An Illustrator Reveals The Truth Behind London's Most Popular Boroughs

    Illustrator Jack Noel has captured eight London boroughs in glorious candy coloured art prints for sweetview.co.uk. But as anyone who lives here can (and will) tell you, London isn't always great.

    Islington.

    On Market Days browsing the antiques and collectibles of Camden Passage is a heartening shopping experience. On non market days it's just a back alley for rich people.

    Tower Hamlets.

    Early on, Columbia Road flower market is pleasantly full of good-looking people sipping flat whites and buying banana plants. After brunch o'clock, though, haggard hipsters with hangovers descend in hordes and it's an unbearable deadlock of snapbacks and plaid.

    Southwark.

    Now that social media have taken over all of our lives, charming foodie havens like Borough Market are packed with people putting filters on sausage rolls and sharing everything, all the time.

    Lambeth.

    Brixton Market is a proper market that will meet all of your yam, goat feet and marijuana needs. Now though, thanks to something to do with house prices and Brixton Village superfan Jay Rayner, it's all gone a bit Life & Style.

    Hackney.

    This is Shoreditch, where the Urban Outfitters end of hipsterville rubs up against the Big Nights Out of non-ironic lads and hen dos. Go there after dark to see the Human Zoo at its most depraved.

    Westminster.

    Trafalgar Square is a great reminder of the splendour of Ceremonial London.
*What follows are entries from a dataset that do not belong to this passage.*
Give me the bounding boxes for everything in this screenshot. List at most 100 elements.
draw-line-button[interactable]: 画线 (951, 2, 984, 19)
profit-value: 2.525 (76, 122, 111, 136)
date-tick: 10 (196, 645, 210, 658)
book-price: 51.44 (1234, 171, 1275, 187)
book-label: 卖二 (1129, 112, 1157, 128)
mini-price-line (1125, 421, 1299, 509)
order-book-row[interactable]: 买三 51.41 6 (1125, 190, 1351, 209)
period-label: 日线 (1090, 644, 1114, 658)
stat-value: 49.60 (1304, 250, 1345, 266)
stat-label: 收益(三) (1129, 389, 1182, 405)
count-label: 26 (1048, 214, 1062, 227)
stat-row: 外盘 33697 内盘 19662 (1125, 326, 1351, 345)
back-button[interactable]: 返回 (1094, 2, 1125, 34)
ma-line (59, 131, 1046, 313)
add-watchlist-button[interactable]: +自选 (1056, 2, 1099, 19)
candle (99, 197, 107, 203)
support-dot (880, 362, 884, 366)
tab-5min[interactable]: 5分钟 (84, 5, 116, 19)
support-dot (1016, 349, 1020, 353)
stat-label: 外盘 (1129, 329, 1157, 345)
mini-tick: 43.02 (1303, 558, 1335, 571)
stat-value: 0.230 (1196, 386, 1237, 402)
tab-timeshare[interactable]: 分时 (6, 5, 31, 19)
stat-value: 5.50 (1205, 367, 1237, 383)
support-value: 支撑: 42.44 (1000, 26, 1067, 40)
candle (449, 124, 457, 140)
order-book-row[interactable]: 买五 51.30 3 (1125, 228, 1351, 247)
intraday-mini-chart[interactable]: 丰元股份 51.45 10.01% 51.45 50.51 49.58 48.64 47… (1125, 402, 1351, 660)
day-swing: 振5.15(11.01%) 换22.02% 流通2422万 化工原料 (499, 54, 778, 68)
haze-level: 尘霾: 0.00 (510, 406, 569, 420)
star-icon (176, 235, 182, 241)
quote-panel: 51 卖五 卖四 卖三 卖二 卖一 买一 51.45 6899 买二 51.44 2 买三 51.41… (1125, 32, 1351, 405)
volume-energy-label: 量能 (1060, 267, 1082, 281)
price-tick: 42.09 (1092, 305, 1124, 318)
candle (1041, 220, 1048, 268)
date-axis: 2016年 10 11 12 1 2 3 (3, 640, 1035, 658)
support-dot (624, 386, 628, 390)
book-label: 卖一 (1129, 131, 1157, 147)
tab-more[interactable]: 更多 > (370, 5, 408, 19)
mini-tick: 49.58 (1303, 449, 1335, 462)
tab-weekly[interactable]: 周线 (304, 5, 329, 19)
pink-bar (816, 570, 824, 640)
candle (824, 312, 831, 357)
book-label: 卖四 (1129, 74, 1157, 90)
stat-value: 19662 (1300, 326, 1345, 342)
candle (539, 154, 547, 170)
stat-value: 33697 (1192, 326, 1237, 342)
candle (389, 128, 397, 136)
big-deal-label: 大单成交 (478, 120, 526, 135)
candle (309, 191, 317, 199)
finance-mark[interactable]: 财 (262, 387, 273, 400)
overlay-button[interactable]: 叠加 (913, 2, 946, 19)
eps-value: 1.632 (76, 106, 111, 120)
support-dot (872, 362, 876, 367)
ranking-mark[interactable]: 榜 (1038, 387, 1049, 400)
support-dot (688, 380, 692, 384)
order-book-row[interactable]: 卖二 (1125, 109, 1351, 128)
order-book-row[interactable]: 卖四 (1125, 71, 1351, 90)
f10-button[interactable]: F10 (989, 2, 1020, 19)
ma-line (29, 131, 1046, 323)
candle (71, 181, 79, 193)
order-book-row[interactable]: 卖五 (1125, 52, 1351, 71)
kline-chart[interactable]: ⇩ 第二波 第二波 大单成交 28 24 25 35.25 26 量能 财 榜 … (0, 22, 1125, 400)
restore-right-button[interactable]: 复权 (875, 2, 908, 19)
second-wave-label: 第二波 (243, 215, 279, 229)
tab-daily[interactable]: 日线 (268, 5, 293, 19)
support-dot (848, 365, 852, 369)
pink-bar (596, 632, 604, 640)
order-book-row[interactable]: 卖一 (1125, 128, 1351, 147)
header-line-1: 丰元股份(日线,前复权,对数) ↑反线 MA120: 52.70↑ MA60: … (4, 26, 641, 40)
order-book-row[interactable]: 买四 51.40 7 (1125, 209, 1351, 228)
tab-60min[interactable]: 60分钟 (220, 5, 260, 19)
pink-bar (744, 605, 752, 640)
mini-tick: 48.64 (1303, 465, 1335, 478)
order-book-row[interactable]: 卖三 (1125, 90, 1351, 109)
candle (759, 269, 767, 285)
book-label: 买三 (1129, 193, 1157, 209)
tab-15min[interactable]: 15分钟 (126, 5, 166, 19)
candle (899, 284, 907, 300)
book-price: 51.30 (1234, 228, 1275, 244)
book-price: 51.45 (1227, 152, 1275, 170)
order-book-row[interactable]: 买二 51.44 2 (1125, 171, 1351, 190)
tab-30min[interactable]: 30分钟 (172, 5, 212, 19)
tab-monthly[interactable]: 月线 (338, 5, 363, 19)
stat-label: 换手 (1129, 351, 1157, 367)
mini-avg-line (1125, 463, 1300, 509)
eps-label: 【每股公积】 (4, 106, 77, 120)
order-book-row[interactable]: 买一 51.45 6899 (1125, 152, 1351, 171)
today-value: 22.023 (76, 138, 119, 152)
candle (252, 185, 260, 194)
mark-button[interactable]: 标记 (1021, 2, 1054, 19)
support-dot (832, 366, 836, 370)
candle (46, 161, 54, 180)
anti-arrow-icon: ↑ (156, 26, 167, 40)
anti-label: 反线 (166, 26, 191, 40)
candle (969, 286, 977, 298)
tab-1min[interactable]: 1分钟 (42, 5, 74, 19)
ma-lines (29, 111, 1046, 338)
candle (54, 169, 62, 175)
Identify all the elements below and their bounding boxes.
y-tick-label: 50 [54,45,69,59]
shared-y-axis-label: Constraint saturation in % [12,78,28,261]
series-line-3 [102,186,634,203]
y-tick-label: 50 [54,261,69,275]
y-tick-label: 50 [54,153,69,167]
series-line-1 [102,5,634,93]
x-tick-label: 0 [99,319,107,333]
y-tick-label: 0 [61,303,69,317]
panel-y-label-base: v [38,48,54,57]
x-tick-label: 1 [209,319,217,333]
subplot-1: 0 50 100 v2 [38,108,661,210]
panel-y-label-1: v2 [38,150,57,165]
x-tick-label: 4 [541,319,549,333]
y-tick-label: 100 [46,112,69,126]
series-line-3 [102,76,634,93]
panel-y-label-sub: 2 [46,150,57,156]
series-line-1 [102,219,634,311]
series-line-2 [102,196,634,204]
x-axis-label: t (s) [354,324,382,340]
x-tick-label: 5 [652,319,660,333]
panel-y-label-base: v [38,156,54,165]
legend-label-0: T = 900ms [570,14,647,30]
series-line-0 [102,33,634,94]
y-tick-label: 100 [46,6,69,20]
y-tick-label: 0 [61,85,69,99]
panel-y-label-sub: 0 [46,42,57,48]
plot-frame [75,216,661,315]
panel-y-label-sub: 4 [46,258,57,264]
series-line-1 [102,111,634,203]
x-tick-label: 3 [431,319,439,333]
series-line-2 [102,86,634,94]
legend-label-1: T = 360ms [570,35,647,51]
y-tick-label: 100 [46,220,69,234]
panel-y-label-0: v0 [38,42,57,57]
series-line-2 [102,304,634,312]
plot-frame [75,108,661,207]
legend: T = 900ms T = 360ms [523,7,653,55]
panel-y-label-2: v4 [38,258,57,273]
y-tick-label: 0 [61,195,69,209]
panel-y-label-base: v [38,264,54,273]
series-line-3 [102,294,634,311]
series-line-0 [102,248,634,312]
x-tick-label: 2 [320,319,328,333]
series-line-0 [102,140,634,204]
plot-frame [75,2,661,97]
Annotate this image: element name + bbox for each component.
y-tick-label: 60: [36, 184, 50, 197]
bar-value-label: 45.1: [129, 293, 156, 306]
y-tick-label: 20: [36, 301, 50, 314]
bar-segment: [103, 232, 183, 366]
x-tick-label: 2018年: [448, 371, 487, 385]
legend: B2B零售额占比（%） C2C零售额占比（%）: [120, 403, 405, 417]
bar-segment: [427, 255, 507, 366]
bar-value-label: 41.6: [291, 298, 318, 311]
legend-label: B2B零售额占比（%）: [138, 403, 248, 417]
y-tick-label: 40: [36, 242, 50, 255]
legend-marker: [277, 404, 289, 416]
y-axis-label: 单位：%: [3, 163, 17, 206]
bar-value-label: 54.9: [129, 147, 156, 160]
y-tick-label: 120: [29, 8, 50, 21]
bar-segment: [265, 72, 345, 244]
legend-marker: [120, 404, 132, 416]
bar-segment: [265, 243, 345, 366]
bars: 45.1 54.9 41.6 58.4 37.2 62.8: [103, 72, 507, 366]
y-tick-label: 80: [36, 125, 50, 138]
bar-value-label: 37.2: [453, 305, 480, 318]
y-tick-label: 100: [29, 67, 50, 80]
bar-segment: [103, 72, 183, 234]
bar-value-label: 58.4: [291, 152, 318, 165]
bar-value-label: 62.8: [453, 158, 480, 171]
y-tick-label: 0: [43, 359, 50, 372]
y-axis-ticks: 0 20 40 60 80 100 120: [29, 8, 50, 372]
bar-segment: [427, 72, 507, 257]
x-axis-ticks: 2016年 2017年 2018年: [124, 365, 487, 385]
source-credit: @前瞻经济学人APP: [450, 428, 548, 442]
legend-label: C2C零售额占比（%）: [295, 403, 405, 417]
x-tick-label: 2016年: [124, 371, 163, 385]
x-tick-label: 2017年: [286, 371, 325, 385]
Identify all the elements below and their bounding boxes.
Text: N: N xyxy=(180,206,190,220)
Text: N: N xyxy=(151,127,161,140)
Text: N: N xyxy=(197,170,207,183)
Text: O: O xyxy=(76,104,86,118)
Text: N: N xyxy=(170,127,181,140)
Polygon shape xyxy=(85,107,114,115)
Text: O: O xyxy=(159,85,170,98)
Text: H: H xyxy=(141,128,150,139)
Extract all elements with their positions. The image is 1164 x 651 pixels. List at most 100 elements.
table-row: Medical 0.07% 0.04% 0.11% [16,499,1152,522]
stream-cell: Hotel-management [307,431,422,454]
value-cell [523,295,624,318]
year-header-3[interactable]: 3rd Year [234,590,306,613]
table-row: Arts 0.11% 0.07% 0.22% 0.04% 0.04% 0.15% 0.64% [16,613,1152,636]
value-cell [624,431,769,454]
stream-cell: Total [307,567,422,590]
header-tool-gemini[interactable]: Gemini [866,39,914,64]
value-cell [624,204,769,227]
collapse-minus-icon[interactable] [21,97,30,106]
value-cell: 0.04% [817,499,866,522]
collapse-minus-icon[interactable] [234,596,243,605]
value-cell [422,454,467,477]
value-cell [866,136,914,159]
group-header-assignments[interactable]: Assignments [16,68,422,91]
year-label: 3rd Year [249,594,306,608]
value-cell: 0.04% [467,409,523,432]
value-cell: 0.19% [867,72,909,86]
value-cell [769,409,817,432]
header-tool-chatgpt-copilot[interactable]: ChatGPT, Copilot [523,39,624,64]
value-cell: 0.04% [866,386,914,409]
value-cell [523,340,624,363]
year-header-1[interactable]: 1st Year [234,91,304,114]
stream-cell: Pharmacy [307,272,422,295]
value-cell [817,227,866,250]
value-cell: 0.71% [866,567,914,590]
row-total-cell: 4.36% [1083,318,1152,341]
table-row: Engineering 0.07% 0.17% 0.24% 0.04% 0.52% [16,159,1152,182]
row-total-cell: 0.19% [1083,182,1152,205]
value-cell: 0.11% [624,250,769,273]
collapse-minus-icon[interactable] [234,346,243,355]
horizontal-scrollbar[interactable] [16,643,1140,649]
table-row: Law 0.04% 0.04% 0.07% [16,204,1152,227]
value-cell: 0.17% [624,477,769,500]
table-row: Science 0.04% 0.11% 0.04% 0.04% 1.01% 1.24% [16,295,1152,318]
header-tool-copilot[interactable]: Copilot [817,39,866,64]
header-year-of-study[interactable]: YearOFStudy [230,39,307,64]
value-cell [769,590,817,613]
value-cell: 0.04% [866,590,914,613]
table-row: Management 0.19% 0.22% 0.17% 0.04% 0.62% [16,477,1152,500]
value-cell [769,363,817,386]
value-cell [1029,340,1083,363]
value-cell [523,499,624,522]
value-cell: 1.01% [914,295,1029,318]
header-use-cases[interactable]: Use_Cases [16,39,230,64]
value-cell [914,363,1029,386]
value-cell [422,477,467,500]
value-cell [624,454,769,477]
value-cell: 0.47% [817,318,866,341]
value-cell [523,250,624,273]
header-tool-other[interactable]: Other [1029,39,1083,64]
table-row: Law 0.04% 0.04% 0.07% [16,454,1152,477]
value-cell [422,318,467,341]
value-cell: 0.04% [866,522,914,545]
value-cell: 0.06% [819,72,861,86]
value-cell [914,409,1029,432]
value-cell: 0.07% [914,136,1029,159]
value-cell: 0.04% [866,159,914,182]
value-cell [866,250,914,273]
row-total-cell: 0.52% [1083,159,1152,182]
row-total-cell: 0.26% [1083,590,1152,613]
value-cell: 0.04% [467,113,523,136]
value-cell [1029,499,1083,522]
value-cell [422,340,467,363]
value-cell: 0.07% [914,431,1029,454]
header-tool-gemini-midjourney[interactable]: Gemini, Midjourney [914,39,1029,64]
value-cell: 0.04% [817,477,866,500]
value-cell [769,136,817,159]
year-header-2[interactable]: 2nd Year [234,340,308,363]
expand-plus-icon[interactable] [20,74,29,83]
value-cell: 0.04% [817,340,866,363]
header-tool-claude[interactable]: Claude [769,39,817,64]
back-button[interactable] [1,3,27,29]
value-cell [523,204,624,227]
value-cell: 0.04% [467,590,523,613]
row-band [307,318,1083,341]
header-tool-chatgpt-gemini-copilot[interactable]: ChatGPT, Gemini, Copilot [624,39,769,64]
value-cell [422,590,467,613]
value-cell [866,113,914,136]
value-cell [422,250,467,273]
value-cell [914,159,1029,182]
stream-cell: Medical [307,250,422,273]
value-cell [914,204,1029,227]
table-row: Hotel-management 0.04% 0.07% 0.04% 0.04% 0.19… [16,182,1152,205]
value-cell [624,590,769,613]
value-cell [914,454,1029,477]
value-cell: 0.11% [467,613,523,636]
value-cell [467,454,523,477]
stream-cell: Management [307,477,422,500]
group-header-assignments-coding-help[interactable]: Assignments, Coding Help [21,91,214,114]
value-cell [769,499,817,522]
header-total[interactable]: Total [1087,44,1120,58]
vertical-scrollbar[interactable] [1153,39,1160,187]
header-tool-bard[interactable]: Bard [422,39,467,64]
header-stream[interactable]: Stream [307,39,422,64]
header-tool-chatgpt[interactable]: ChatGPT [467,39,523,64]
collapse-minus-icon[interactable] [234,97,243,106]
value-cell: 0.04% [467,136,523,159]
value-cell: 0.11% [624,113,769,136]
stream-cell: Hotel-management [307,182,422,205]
Often though you visit and there are speakers and Jumbo-screens right in the middle of it for some terrible "event" like a half-marathon or National Mushroom Day or "Christmas".

    Greenwich.

    Greenwich is a prized for it's non-London village vibe, Georgian architecture and Naval History... and it is great. Villages are terribly dull though of course, and sadly neither elaborate cornices nor old boats are classic Night Life ingredients.

    Hammersmith & Fulham.

    Looking across the river by Hammersmith Bridge makes for one of London' most pleasant drinking spots... as long as the sun is out. Otherwise it's a bit grim.